In essence this procedure has but one purpose and that is to fill a block of memory with a single byte. To facilitate different aspects, it has 3 entry points
InitFrame: Calculates the area by the difference between RSP & RBP. You can call this procedure anywhere in the caller so long as there is a stack frame and no other registers have been pushed on the stack.
; =========================================================================================================
; This procedure has three entry points each of which finally falls into routine that fills memory.
; Interation count is reduced by writing as many QWORDs as possible, but region no matter size will be
; filled correctly.
; ENTRY: AL = Fill pattern (Bits 4 - 63 are irrelevant as they will be shifted out)
; RCX = Size of area in bytes
; RDI = Pointer to area to be written.
; LEAVE: RAX = Pattern extended through all 64 bits
; RCX = Unchanged except when InitFrame is called then sizeof fill area.
; RDI = Pointer to fill area.
; ---------------------------------------------------------------------------------------------------------
; InitFrame only requires AL be set, RCX & RDI are calculated
InitFrame: mov rdi, rsp ; Get pointer to base of fill area
add rdi, 8 ; Bump past callers return
mov rcx, rbp
sub rcx, rdi ; Get actual number of bytes to fill
FillMem has three parts:
1: AL = 0, simply bounce to ZeroMem and RAX will be set accordingly
2: AL = -1 simply set RAX to zero and decrement once
3: AL = -2 through 2 or 1 - FE. Little more involved copying pattern.

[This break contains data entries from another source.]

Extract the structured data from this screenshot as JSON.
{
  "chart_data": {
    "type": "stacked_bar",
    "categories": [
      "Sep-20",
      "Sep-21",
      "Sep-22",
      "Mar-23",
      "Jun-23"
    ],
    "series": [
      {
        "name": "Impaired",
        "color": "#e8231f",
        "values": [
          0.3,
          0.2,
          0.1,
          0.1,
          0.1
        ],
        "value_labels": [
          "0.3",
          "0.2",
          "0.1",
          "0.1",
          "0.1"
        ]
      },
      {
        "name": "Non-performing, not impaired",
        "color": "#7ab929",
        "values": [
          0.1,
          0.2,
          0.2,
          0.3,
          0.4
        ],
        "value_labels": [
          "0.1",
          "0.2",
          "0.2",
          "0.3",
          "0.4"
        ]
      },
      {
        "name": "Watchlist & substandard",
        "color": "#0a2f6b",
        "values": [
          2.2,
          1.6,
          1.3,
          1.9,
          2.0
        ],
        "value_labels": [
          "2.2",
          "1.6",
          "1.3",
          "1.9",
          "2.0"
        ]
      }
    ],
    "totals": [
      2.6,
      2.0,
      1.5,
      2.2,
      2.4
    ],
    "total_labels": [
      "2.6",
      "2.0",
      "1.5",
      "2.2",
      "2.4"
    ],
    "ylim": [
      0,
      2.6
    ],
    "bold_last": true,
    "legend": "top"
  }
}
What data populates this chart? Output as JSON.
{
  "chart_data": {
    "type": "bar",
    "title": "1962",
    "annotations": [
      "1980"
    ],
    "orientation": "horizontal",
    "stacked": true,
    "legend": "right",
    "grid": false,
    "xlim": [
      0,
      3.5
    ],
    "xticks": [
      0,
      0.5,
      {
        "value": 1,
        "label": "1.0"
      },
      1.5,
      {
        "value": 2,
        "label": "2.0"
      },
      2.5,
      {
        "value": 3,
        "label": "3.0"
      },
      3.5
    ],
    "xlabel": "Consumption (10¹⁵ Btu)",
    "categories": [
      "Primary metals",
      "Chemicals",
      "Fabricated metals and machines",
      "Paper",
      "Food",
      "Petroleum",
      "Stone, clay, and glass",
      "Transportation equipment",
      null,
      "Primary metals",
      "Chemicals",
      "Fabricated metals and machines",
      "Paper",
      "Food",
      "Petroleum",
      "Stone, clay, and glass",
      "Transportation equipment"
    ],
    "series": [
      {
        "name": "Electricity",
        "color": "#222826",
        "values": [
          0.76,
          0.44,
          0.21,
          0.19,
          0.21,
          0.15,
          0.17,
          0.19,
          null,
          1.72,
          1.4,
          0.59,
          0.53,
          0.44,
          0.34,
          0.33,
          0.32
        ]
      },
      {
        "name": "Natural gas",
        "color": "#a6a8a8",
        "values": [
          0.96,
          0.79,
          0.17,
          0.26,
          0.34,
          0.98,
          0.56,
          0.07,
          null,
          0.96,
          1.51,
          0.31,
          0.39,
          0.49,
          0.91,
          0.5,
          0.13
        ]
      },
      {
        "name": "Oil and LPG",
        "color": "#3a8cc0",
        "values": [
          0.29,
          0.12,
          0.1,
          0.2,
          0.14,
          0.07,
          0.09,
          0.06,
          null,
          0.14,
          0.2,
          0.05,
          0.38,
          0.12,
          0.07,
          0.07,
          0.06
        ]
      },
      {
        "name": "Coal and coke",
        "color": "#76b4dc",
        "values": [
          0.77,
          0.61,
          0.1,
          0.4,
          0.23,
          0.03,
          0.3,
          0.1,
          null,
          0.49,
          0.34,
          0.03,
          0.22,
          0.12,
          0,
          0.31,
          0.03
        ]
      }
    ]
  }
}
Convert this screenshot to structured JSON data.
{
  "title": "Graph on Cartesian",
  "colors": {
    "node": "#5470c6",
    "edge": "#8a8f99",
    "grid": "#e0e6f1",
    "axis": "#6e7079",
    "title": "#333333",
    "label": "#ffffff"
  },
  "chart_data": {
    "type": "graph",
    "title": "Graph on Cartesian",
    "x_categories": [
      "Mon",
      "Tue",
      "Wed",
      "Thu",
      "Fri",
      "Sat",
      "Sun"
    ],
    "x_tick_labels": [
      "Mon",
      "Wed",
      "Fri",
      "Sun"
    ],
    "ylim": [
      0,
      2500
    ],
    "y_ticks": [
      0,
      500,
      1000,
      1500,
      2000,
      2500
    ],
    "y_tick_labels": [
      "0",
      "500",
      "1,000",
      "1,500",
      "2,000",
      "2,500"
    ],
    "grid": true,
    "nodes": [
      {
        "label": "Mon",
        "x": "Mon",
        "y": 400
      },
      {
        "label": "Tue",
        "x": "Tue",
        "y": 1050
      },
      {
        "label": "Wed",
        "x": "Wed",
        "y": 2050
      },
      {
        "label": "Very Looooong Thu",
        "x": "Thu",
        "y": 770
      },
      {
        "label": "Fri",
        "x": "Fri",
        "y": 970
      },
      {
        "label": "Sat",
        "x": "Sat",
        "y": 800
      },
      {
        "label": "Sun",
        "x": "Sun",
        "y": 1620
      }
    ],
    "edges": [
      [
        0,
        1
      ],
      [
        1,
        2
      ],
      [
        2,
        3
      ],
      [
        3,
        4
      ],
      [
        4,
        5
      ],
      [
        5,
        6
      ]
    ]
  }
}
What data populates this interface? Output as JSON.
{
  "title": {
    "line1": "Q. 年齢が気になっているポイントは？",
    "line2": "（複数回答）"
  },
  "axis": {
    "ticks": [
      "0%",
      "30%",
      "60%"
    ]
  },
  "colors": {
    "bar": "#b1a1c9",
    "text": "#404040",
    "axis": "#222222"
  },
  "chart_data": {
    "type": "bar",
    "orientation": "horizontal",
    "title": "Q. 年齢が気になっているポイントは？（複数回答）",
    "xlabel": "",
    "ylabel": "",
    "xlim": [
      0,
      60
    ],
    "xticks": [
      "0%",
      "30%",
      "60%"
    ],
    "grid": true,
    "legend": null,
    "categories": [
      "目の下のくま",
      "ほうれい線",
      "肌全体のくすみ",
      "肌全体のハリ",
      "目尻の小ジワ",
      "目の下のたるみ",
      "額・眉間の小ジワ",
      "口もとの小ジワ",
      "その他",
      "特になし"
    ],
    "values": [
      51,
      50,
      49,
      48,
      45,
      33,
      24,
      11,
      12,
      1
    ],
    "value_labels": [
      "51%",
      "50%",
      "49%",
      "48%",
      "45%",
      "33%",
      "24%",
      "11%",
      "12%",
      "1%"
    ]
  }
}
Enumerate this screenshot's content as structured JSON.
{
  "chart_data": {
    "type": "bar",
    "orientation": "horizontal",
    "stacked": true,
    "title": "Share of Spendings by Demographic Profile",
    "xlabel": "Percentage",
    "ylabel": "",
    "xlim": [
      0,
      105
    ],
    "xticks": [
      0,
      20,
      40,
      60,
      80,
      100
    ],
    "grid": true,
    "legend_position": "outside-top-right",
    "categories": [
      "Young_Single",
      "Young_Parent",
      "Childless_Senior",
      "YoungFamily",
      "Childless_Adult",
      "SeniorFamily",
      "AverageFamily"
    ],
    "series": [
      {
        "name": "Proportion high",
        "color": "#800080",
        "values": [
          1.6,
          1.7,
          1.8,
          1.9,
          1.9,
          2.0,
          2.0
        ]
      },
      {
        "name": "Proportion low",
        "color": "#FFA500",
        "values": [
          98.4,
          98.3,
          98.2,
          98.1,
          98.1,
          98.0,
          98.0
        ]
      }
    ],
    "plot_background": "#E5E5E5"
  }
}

Falling into this is how InitFrame determines what its pattern is going to be
; Test if we are supposed to be filling with nulls
FillMem: or al, al ; Are we going to fill with nulls
jz ZeroMem
; Test if we are supposed to be filling with -1's
inc al ; if AL = FF, bump to NULL to set ZF
jnz .Shift ; ZR = 0, means we have to extend pattern
; More time effective that using .Shift and save a few bytes over move rax, -1.
xor rax, rax
dec rax
jmp ZeroMem + 3
Is there a better way of doing this?
; Shift contents of AL through RAX
.Shift: push rcx ; Save size of fill area
xor ecx, ecx ; Trash bits
mov cl, 7
dec al ; Adjust back to original value
mov dl, al ; Save a copy of fill byte
.L0: shl rax, 8 ; Shift in 8 zero bits
mov al, dl ; and copy fill byte into nullified space
loop .L0
pop rcx ; Retrive buffer size
jmp $ + 5 ; Bounce over next instruction
and finally finish by filling buffer
; This entry point just simply nullify's RAX as more often that not, calling code would need to
; do this
ZeroMem: xor rax, rax ; Set Fill pattern
; RAX = Fill pattern
; RCX = Size of buffer
; RDI = Pointer of area to be filled
; As area may not be quadword aligned, preamble tests bits 0 - 2 as each of those indicates the
; number of bytes, words, dwords that need to be written to align buffer on 64 bits
push rcx ; Preserve
push rdi
; If bit 0 is on, fill one byte
sar rcx, 1 ; Shift bit 0 into CY
jnc $ + 3
stosb
; Now we are word aligned and if bit 1 was on fill another word
sar rcx, 1 ; Shift bit 1 into CY
jnc $ + 4
stosw
; Now we are dword aligned and if bit 2 was on fill another dword
sar rcx, 1 ; Shift bit 2 into CY
jnc $ + 3
stosd
; RCX now equals the number of qwords to fill
repnz stosq ; Finish by writing RCX qwords.
pop rdi
pop rcx ; Recover
ret
I've tested this fairly extensively, but for buffers smaller than 8 bytes or null for that matter I haven't. Doesn't seem reasonable this would be used for an area that small.